Phase 1b clinical trial of ado-trastuzumab emtansine and ribociclib for HER2-positive metastatic breast cancer
Patients with HER2+ metastatic breast cancer are often treated with a multitude of therapies in the metastatic setting, and additional strategies to prolong responses to anti-HER2 therapies are needed. Preclinical evidence suggests synergy between cyclin-dependent kinase 4 and 6 (CDK 4/6) inhibitors and anti-HER2 therapies. We conducted a phase 1b study of ribociclib and ado-trastuzumab emtansine (T-DM1) in patients with advanced/metastatic HER2-positive breast cancer previously treated with trastuzumab and a taxane in any setting, with four or fewer prior lines of therapy in the metastatic setting. A standard 3 + 3 dose-escalation design was used to evaluate various doses of ribociclib in combination with T-DM1, starting at 300 mg. The primary objective was to determine the maximum tolerated dose and/or recommended phase 2 dose (RP2D) of ribociclib in combination with T-DM1. A total of 12 patients were enrolled.
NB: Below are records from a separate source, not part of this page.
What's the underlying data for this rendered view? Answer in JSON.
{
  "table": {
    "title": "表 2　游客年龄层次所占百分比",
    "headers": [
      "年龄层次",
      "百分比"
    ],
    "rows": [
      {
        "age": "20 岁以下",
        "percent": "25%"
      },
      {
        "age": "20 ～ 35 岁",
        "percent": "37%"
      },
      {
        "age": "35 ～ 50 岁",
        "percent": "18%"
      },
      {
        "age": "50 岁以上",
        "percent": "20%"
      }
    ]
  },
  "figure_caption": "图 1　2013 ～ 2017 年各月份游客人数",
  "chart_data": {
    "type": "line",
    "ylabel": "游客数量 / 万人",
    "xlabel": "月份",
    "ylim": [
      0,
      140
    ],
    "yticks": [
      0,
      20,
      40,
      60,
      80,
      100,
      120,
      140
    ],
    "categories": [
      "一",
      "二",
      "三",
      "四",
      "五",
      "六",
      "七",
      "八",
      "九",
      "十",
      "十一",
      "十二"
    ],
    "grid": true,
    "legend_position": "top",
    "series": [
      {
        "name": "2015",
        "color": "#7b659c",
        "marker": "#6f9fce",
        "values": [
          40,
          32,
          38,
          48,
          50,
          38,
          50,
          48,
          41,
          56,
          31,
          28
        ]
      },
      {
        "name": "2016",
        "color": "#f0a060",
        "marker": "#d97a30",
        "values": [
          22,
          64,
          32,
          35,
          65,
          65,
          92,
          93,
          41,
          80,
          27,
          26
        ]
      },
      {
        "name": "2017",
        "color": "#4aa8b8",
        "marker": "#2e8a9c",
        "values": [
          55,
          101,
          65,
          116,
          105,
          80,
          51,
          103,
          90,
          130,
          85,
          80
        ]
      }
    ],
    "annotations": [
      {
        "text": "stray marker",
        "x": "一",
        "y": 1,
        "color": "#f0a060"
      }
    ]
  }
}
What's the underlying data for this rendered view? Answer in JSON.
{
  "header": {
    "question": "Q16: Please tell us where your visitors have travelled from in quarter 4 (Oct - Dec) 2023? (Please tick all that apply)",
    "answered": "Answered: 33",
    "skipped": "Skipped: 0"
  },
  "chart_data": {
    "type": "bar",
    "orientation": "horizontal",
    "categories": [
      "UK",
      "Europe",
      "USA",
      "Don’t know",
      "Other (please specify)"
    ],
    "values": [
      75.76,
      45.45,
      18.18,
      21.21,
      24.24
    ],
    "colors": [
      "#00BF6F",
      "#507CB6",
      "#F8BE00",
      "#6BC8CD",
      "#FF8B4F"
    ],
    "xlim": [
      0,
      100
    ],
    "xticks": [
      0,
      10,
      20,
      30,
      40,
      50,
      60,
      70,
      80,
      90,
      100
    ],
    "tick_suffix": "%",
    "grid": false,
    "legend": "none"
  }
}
During dose-escalation, patients received doses of ribociclib of 300 mg ( n  = 3), 400 mg ( n  = 3), 500 mg ( n  = 3), and 600 mg ( n  = 3). No dose-limiting toxicities were observed. The majority of toxicities were Grade 1 and 2, and the most common Grade 3 toxicities were neutropenia (33%), leukopenia (33%), and anemia (25%). After a median follow-up of 12.4 months, the median PFS was 10.4 months (95% confidence interval, 2.7–19.3). Based on the pharmacokinetic analysis, adverse events, and dose reductions, 400 mg was determined to be the RP2D for ribociclib given on days 8–21 of a 21-day cycle with T-DM1.